The methodology involves three primary steps: (1) data collection from GDELT, (2) feature selection, and (3) prediction of terrorist incidents. GDELT provides a vast dataset, including events and themes associated with specific countries, such as counts of news articles and sentiment analysis. Using Random Forest models, the authors propose a novel feature selection approach to identify the most predictive variables for terrorism risk, focusing only on those with strong predictive power. This ensures that the ML and DL models trained on this data can deliver more accurate predictions.

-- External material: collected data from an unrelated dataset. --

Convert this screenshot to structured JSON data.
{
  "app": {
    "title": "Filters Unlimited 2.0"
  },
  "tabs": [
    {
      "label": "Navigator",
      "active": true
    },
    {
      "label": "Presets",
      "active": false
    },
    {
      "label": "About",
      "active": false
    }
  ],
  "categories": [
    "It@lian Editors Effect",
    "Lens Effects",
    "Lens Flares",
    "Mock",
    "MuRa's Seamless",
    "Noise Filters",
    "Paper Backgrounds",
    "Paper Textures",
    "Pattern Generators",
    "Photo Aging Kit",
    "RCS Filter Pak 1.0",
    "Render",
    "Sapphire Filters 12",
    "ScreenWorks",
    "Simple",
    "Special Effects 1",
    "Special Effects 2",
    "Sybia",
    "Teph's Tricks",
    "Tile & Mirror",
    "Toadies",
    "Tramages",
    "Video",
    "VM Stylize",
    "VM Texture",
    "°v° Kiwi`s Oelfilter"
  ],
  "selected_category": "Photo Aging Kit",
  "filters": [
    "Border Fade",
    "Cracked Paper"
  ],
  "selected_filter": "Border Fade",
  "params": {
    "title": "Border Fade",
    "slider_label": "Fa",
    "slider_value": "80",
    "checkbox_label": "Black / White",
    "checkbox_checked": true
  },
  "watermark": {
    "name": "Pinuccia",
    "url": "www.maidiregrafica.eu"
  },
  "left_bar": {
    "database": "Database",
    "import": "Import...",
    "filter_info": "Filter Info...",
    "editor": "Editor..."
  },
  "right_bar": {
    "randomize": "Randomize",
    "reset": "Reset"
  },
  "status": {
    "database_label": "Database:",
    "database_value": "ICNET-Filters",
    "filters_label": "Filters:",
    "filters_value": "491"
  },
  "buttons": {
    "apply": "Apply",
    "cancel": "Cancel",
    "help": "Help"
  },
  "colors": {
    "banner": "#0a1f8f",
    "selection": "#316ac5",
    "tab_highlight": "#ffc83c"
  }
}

Several predictive models were tested, including logistic regression, support vector machines (SVM), and gated recurrent units (GRU), with the models evaluated on four key metrics: ROC-AUC, F1 score, precision, and recall. The framework demonstrated notable improvements in predictive performance across all models when using the feature selection process. Specifically, the logistic regression model, trained with selected features, achieved the highest ROC-AUC and F1 scores, outperforming baseline models trained on all available data.
This framework has practical implications for counter-terrorism efforts, offering a data-driven approach to forecasting terrorism risk. By focusing on localised indicators of socio-political unrest, the framework provides a predictive risk assessment that could assist decision-makers in anticipating and mitigating potential threats. The authors suggest that future work could involve refining the framework with tools for filtering fake news and incorporating broader datasets, such as demographics, for more comprehensive risk assessments.